Monday, April 17, 2006

THIS WEEK'S FINDS
week of Apr. 16-22

"What Do I Know" - Peter Walker
Sharp and assured, this song is enlivened by the juxtaposition of a tight beat and a relaxed melody. Despite a stark and itchy guitar-and-drum backdrop straight out of, I don't know, an early Joe Jackson record maybe, Walker sings with a cool, deft calm that really centers this short song--he seems in fact to be singing perpetually off the beat; combined with how the lyrics tend to clump into three-syllable groups, Walker creates a sense of unexpected space in a rigorously marked 4/4 environment (each beat itself often slashed out by double-time rhythm guitar eighth notes). And in a song that's not much more than two and a half minutes, I wouldn't expect a kick-out-the-jams guitar solo, but I'm impressed by the sonorous and genuinely interesting 25-second turn Walker takes on his instrument, from which he gets a neat bagpipe-y sort of droniness. "What Do I Know" is the last song on Young Gravity, Walker's second CD, which was released last week on Dangerbird Records. The MP3 is via Walker's web site.
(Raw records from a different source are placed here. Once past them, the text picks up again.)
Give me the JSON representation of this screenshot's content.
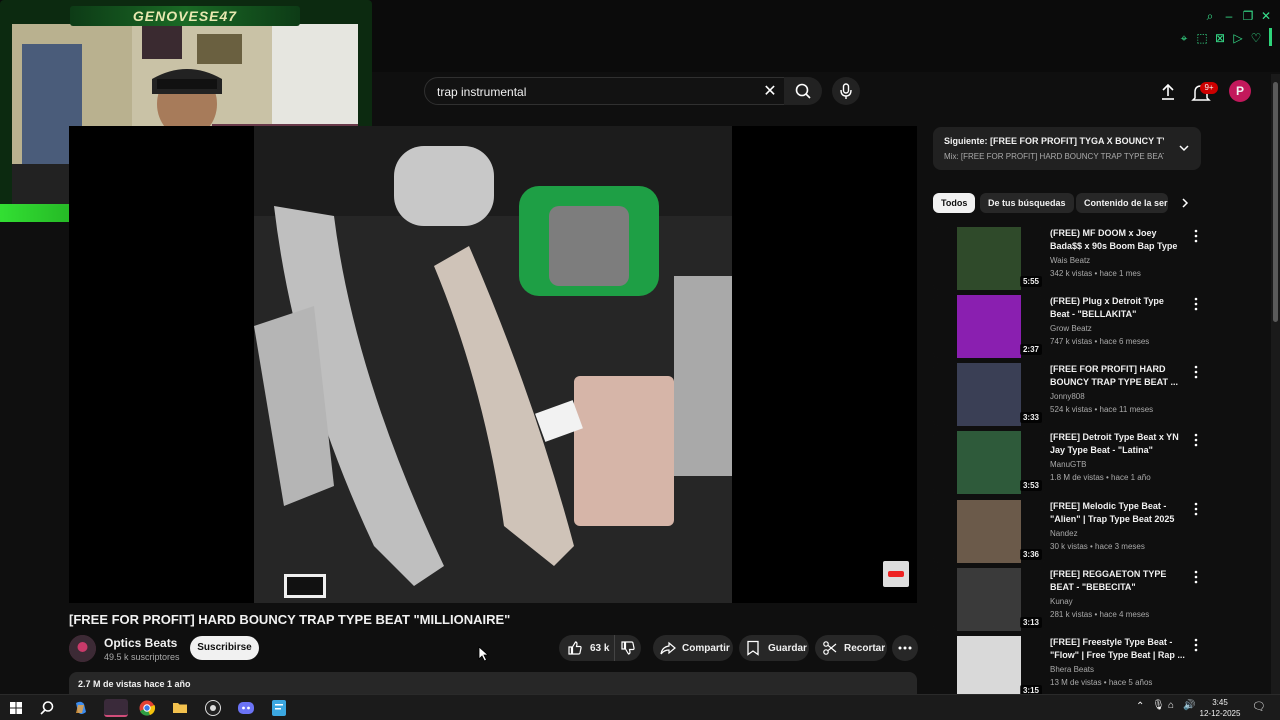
{
  "stream_overlay": {
    "streamer_name": "GENOVESE47"
  },
  "search": {
    "value": "trap instrumental"
  },
  "notifications": {
    "badge": "9+"
  },
  "account": {
    "initial": "P"
  },
  "video": {
    "title": "[FREE FOR PROFIT] HARD BOUNCY TRAP TYPE BEAT \"MILLIONAIRE\"",
    "channel": "Optics Beats",
    "subscribers": "49.5 k suscriptores",
    "subscribe_label": "Suscribirse",
    "likes": "63 k",
    "share_label": "Compartir",
    "save_label": "Guardar",
    "clip_label": "Recortar",
    "views_date": "2.7 M de vistas  hace 1 año"
  },
  "up_next": {
    "title": "Siguiente: [FREE FOR PROFIT] TYGA X BOUNCY TY...",
    "subtitle": "Mix: [FREE FOR PROFIT] HARD BOUNCY TRAP TYPE BEAT \"..."
  },
  "chips": [
    "Todos",
    "De tus búsquedas",
    "Contenido de la ser"
  ],
  "recommendations": [
    {
      "title": "(FREE) MF DOOM x Joey Bada$$ x 90s Boom Bap Type ...",
      "channel": "Wais Beatz",
      "meta": "342 k vistas • hace 1 mes",
      "duration": "5:55",
      "color": "#2f4a2a"
    },
    {
      "title": "(FREE) Plug x Detroit Type Beat - \"BELLAKITA\"",
      "channel": "Grow Beatz",
      "meta": "747 k vistas • hace 6 meses",
      "duration": "2:37",
      "color": "#8a1fb0"
    },
    {
      "title": "[FREE FOR PROFIT] HARD BOUNCY TRAP TYPE BEAT ...",
      "channel": "Jonny808",
      "meta": "524 k vistas • hace 11 meses",
      "duration": "3:33",
      "color": "#3a3f55"
    },
    {
      "title": "[FREE] Detroit Type Beat x YN Jay Type Beat - \"Latina\"",
      "channel": "ManuGTB",
      "meta": "1.8 M de vistas • hace 1 año",
      "duration": "3:53",
      "color": "#2e5a3a"
    },
    {
      "title": "[FREE] Melodic Type Beat - \"Alien\" | Trap Type Beat 2025",
      "channel": "Nandez",
      "meta": "30 k vistas • hace 3 meses",
      "duration": "3:36",
      "color": "#6b5a4a"
    },
    {
      "title": "[FREE] REGGAETON TYPE BEAT - \"BEBECITA\"",
      "channel": "Kunay",
      "meta": "281 k vistas • hace 4 meses",
      "duration": "3:13",
      "color": "#3a3a3a"
    },
    {
      "title": "[FREE] Freestyle Type Beat - \"Flow\" | Free Type Beat | Rap ...",
      "channel": "Bhera Beats",
      "meta": "13 M de vistas • hace 5 años",
      "duration": "3:15",
      "color": "#d9d9d9"
    }
  ],
  "taskbar": {
    "time": "3:45",
    "date": "12-12-2025"
  },
  "icons": [
    "windows-icon",
    "search-icon",
    "copilot-icon",
    "app-icon",
    "chrome-icon",
    "folder-icon",
    "obs-icon",
    "discord-icon",
    "notes-icon"
  ]
}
"Preludio" - Hacia Dos Veranos
Every now and then my non-instrumental-oriented ears glom onto an instrumental that they decide they like, at which point my brain has to kind of catch up and figure out why. Usually to no avail. All I can say here is that I find the combination of the mellow, vaguely Latin-sounding electric guitar and haunted-mansion organ unaccountably fetching. Every time the organ takes center stage--the riff first heard around 0:59--and then begins to sound maybe more like a haunted merry-go-round, I feel like smiling. When music makes me smile, I know I'm liking it, but usually, again, in a way my brain isn't necessarily contributing to. And then, okay, just when I think I'm sinking into this brisk, semi-wacky vibe, along comes an organ sustain, at around 2:43, telling me something's up, something new. When the organ finally releases its chord, almost a full minute later, what do we get? Crazy-loud-strident guitars, that's what. Cool! Hacia Dos Veranos ("Towards Two Summers") is a trio from Argentina; their debut EP, called Fragmentos de una tarde somnolienta (Fragments of a sleepy afternoon, perhaps?), was released was released in South America in 2005 on Muy Moderna Records and then in the U.K. in January 2006 on I Wish I Was Unpopular, an archly-named division of Unpopular Records. The MP3 is available courtesy of the band.

"Day OK" - Spiral Beach
Slinky spunky and skewed, "Day OK" sounds like no sort of music we might, pop-culturally, expect from four teenagers, even if they are from the musically advanced nation of Canada; but then again, I think teenagers in the 21st century have a whole other thing going on than either a) teenagers did in previous notable generations (i.e. baby boomer teens) or b) the current cultural stereotype (i.e. multi-tasking, iPod-addled techno-zombies) would have you believe. I love the ghostly, accordion-like keyboard riff that sets the jaunty tone, I love the gleeful syncopation, and I love the effortlessly quirky hook in the chorus, the repeated words bouncing what sounds like a minor third back and forth in a major setting, somehow. Singer Maddy Wilde has more depth of character in her voice than one often hears in singers quite literally twice her age (she's got a great name, too). Whether this is a lucky early-career home run or indication of eventual superstardom--well, to quote Peter Walker from above, what do I know. The song is great, however. It can be found on the band's new 10-song self-titled, self-released CD. The MP3 is available via the band's site. Thanks to the very hard-working Largehearted Boy for the lead.